When product uniqueness trickles away (I can get a deeply roasted cup of coffee or a good frappaccino in lots of places now – for less money.) I can buy organic produce in my mainstream grocery store now (also for less money). What I used to get was a unique product and a unique atmosphere. It’s lost for now. And since brands have let the in-store experience drop to nothing more than a simple transaction, then why not just buy online, somewhere more convenient, or simply less expensive?
If you have a higher-end brand, I have some ideas to help you differentiate your premium products and services and really stand out!
Know your customer intimately
It always starts here! It’s critical to begin with some real deep knowledge of your customer. Know who they are. Know what they like. Know what would motivate them to explore your products/services. How do they (or how would they) use your products and services?

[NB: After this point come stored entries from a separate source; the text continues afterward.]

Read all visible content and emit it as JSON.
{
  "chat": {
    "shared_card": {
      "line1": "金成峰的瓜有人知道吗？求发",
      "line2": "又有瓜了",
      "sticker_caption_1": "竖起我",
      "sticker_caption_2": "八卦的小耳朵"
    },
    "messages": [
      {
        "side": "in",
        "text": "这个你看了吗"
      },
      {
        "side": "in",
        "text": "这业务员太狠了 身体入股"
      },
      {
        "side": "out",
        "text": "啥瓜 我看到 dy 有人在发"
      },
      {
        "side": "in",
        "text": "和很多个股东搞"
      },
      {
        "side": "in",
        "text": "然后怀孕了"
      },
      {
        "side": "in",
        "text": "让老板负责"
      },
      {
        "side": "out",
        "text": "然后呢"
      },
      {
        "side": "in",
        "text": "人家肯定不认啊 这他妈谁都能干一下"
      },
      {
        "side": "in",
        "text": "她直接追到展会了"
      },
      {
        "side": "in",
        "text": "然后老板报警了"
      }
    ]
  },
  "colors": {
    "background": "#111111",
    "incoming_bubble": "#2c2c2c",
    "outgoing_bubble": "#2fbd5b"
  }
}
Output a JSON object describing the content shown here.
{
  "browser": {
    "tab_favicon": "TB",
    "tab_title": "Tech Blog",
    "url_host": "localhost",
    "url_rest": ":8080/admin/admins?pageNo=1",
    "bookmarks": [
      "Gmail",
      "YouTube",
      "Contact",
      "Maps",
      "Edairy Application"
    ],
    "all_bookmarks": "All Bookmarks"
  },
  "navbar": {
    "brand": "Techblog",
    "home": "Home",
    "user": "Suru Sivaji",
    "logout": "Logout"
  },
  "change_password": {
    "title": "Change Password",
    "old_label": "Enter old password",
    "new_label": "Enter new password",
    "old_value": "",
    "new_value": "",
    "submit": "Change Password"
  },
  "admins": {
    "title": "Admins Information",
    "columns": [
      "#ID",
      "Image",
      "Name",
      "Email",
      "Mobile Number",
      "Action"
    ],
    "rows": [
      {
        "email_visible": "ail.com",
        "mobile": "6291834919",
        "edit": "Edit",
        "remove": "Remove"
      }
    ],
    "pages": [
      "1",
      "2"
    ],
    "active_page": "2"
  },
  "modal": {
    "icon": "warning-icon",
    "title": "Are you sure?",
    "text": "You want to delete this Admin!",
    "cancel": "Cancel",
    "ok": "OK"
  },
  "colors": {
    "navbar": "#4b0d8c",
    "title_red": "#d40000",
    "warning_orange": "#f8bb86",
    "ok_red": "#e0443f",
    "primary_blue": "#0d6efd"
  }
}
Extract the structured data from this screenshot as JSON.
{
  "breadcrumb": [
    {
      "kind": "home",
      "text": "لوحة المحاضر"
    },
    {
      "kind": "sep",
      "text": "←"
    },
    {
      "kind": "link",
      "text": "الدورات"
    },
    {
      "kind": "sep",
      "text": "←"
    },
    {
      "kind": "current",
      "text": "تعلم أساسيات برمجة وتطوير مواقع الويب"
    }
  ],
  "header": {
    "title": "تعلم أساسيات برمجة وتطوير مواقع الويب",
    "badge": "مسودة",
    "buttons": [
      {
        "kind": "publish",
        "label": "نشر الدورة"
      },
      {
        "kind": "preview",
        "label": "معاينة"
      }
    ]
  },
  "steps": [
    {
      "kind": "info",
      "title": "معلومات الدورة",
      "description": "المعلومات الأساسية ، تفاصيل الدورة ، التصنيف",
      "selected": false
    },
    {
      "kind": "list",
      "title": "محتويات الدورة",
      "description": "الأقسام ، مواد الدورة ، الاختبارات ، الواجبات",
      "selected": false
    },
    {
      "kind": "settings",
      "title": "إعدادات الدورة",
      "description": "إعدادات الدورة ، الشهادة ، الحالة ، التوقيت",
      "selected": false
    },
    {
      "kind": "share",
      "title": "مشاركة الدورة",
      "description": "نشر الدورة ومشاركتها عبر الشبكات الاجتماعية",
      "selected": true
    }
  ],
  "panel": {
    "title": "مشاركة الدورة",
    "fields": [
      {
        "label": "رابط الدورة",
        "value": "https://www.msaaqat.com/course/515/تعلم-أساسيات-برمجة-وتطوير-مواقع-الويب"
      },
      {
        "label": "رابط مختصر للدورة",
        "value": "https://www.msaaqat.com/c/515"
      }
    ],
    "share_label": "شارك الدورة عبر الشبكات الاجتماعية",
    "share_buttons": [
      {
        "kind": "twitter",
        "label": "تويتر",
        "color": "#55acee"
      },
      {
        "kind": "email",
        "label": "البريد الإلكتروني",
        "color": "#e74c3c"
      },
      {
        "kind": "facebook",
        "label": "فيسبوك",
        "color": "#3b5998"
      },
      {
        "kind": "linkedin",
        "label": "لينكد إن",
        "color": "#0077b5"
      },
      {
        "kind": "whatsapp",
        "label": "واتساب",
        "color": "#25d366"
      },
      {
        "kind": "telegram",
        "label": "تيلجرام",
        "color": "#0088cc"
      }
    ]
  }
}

Take action: Initiate a plan to get more familiar with your customers. Ask for their opinions and insights. Invite them to help overhaul the customer experience.
Know what competitors are doing
Be sure to always be looking at your competition also. Your customers sure are! A higher-end customer is always looking for the right mix of product/service, atmosphere, service/helpfulness,
Brainstorm ways that you can set your business apart. Find ways to be unique and interesting and informative.
Take action: Develop a competitor research program. Define who your competitors are. Know what products/services they provide. Know how you differ from them. This can and should be a mix of your own observation and research coupled with customer input.
Create a unique, inviting atmosphere
When you walk into a place, what means high-end to you? Is it the furnishings? The colors? The layout? Think about what type of atmosphere you want to create. If you have a physical location, think about the right layout, colors, lighting, flooring, artwork, shelving. And the product mix is critical. Create an atmosphere that screams high-end.
If you’re an online business, your website can also exude an atmosphere or a feeling. It can’t be just thrown together. It must be informative and have a design that matches the customers’ aesthetic.
Take action: Visit the locations and/or websites of some higher-end brands. Note what makes you feel the brand. Think about what elements you can apply to your own business.
Crank up your employees
Knowledgeable and personable employees are critical. They must be steeped in knowledge about products and services – and how they differ from competitors. It’s not simply about sales. It’s about customer-care. It’s about providing customers the information they seek and the relationship they desire. And it has to start with product and service knowledge. Find employees who want to learn the business and want to work with your customers.
Generally a premium business means a high-touch business, It’s important to know how much attention to give a customer. Sometimes they want a lot of help. Sometimes they simply want to be left alone. You need to be able to tell the difference – and be able to switch from one to the other quickly and gracefully. Let customers drive.
Take action: Look closely at your hiring practices. Is it designed with customers in mind? Is it intended to find just the right people with just the right personalities and attitudes to serve your customers well? Make sure you have a way to surface these individuals. Get good existing employees (who you trust and who know what traits you are looking for) to recommend people. Incentivize the behaviors you want.
Take action (part 2): Train all staff on how to “read” customers – and how to act accordingly.